I worked on Passport as an engineer through its second major version: backend, integrations, and performance work that the rest of the suite depended on.
The problem
A production is a temporary organization. It spins up fast, pulls together a large, transient workforce of people who don't work for Netflix, runs for a season, and winds down. Each of those people needs secure, scoped access to sensitive tools, but they can't be treated as corporate employees or share an internal single-sign-on built for staff. So the suite needed its own identity layer, and that layer had to be both secure and fast.
What I built
The headline effort during my time was launching Passport v2 and making the application dramatically faster:
- New backend APIs to support new front-end functionality, plus integrations connecting to Netflix endpoints to pull down fresh data.
- A major performance overhaul. Navigating to the site had sometimes taken 15 to 20 seconds; I brought that down to under 1 to 2 seconds.
- Async processing. I installed and wired up the shared prodicle_core library and Sidekiq, moving work to asynchronous calls.
- Test coverage and cleanup. I raised coverage across the app, refactored poorly-written code, and cleared out bugs surfaced by support.
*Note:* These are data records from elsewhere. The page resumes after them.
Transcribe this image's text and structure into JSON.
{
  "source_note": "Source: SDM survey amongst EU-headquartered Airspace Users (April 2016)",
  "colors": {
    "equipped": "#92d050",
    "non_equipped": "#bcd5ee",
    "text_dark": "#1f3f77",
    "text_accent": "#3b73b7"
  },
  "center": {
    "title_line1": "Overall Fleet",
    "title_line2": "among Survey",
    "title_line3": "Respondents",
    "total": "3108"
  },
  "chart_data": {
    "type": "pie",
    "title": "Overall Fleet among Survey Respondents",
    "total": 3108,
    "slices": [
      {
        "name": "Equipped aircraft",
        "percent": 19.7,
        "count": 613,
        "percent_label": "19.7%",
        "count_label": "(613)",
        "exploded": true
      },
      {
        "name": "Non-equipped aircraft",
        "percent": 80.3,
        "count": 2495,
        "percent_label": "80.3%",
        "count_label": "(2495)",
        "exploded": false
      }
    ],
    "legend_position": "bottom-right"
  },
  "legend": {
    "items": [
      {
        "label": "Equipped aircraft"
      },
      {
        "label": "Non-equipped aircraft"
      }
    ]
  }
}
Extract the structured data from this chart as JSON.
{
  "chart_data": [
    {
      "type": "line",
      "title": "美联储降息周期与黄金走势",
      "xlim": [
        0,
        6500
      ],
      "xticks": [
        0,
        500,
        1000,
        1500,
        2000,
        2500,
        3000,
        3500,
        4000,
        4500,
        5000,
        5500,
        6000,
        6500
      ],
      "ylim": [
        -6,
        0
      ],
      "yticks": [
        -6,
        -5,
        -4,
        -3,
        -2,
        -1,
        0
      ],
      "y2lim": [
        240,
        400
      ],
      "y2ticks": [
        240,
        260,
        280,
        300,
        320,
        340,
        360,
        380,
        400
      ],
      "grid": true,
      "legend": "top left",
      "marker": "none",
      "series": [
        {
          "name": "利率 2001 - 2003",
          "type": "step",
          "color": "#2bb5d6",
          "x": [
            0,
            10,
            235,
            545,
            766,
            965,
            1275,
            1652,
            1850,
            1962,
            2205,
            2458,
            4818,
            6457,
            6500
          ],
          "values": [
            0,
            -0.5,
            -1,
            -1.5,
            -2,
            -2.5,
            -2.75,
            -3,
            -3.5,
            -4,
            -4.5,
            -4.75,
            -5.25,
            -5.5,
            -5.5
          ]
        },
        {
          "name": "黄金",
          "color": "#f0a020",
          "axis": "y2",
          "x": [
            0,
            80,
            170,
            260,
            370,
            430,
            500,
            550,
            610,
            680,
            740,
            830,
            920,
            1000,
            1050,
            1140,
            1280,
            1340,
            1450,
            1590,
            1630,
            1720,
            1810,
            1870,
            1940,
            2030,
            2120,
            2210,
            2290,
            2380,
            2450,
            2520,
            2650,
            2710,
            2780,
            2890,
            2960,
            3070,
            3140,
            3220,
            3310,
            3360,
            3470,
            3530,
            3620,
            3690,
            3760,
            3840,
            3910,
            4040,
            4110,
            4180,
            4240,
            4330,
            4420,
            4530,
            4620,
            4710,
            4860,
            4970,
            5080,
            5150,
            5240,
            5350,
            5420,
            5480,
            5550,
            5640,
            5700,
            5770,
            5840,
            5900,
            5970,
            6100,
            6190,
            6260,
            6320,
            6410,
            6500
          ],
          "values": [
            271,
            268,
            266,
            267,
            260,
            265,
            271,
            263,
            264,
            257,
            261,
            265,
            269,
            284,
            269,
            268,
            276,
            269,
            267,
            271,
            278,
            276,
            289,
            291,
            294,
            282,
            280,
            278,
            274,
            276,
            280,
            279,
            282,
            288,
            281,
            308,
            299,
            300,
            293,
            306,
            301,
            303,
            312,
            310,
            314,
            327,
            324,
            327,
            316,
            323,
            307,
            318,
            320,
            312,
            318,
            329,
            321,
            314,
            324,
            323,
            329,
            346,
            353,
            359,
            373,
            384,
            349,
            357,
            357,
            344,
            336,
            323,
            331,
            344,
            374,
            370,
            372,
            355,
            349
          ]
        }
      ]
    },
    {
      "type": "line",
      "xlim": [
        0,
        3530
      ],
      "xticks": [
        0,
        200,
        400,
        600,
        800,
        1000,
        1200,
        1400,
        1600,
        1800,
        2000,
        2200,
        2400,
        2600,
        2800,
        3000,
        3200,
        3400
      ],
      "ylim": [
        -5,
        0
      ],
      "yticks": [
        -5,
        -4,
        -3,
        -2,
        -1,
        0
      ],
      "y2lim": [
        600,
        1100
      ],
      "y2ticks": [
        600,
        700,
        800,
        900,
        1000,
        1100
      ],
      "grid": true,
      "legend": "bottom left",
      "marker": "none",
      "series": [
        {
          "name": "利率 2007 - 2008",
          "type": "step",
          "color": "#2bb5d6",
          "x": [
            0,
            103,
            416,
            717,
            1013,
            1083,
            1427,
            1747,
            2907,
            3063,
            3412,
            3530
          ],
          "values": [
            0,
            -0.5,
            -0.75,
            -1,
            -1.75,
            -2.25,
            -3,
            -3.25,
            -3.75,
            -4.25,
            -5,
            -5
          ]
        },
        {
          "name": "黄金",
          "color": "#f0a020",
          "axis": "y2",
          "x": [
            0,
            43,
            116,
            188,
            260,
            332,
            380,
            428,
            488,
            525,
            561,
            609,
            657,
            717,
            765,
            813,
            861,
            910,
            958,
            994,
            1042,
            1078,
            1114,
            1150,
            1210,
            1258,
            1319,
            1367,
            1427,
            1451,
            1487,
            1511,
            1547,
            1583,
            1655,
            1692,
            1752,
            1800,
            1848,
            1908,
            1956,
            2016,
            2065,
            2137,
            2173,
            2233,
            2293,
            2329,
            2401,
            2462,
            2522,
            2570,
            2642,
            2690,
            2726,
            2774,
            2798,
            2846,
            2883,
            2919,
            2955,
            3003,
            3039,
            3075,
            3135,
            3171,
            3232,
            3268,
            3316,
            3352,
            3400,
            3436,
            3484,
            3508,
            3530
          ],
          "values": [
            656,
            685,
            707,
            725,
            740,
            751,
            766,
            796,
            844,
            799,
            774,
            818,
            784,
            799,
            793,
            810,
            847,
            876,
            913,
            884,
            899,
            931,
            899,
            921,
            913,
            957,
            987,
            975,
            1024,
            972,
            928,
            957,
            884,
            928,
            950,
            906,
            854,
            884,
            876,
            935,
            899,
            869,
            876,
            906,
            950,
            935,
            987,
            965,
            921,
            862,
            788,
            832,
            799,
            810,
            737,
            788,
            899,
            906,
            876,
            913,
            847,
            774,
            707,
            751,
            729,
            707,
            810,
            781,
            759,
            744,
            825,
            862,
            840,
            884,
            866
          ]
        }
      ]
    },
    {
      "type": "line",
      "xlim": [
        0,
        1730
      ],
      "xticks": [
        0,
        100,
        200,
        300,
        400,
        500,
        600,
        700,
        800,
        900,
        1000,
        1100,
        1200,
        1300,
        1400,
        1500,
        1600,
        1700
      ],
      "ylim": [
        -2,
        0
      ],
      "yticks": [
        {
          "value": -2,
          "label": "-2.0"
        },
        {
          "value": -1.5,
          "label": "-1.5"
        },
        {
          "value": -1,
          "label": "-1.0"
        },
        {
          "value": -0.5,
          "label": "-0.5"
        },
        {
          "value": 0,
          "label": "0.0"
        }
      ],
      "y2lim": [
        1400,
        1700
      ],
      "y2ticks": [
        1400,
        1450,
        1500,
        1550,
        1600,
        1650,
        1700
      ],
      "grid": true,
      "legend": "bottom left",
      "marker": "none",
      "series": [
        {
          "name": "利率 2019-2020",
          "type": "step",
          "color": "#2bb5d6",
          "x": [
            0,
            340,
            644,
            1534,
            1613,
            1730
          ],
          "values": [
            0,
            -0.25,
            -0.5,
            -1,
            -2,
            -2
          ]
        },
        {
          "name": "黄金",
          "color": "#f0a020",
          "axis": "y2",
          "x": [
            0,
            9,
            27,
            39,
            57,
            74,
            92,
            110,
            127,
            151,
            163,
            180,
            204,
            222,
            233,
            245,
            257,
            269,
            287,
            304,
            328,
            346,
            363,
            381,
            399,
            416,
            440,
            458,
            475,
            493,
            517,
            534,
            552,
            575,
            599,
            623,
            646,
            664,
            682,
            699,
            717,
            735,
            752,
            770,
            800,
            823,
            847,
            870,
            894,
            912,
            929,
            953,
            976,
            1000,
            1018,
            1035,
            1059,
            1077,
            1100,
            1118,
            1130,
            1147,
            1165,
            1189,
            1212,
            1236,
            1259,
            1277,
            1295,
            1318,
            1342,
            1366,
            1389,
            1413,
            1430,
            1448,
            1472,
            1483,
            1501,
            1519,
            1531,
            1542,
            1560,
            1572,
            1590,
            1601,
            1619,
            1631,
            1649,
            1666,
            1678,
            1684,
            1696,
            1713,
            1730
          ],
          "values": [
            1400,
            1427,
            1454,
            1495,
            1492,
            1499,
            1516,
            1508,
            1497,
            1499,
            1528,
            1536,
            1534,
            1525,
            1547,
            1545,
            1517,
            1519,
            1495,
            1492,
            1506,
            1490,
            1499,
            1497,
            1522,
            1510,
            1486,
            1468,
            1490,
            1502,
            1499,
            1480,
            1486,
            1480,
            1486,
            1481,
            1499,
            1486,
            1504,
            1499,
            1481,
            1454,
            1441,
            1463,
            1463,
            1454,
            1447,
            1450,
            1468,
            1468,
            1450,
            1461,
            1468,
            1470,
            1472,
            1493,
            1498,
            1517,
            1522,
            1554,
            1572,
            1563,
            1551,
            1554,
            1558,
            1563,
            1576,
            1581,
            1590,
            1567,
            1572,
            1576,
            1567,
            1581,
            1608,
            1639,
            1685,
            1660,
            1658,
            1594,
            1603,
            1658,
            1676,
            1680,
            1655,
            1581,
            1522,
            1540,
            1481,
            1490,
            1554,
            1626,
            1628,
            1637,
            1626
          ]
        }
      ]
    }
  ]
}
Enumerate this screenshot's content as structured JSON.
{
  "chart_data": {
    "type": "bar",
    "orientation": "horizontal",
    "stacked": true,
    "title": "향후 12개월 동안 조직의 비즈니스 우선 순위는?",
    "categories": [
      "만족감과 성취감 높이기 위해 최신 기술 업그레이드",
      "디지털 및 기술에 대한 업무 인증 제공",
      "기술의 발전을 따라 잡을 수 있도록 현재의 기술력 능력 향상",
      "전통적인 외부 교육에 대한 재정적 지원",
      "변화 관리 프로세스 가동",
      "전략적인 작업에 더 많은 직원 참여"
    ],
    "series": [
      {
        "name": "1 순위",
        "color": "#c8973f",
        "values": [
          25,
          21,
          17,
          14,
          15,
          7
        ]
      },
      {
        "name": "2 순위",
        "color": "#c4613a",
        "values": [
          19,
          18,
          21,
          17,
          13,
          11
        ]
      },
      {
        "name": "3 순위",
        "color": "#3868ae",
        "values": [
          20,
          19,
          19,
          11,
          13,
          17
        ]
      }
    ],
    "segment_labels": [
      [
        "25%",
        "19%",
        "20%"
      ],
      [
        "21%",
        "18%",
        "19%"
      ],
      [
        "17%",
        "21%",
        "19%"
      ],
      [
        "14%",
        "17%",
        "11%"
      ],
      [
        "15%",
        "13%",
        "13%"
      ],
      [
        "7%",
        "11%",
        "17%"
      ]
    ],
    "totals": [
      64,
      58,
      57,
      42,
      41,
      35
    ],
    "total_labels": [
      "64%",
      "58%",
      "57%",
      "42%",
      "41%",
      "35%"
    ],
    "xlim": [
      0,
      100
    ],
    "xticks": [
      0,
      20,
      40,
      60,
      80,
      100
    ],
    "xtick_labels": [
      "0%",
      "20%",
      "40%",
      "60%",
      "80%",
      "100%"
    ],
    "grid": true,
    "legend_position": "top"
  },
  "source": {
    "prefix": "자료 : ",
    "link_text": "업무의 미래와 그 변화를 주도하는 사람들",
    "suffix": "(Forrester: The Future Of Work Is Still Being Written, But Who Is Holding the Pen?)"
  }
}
Underneath, Passport's job is the trust boundary for the whole toolkit: federated, OAuth-based sign-in that keeps external production users cleanly separated from Netflix staff and routes them into the tools and onboarding they need.
Why it mattered
Passport is invisible when it works, which is exactly the point. It's the trust boundary for the entire production toolkit, and the first thing every production worker touches each day. Making it both secure and genuinely fast meant thousands of production workers could get to their tools in seconds instead of staring at a 20-second login.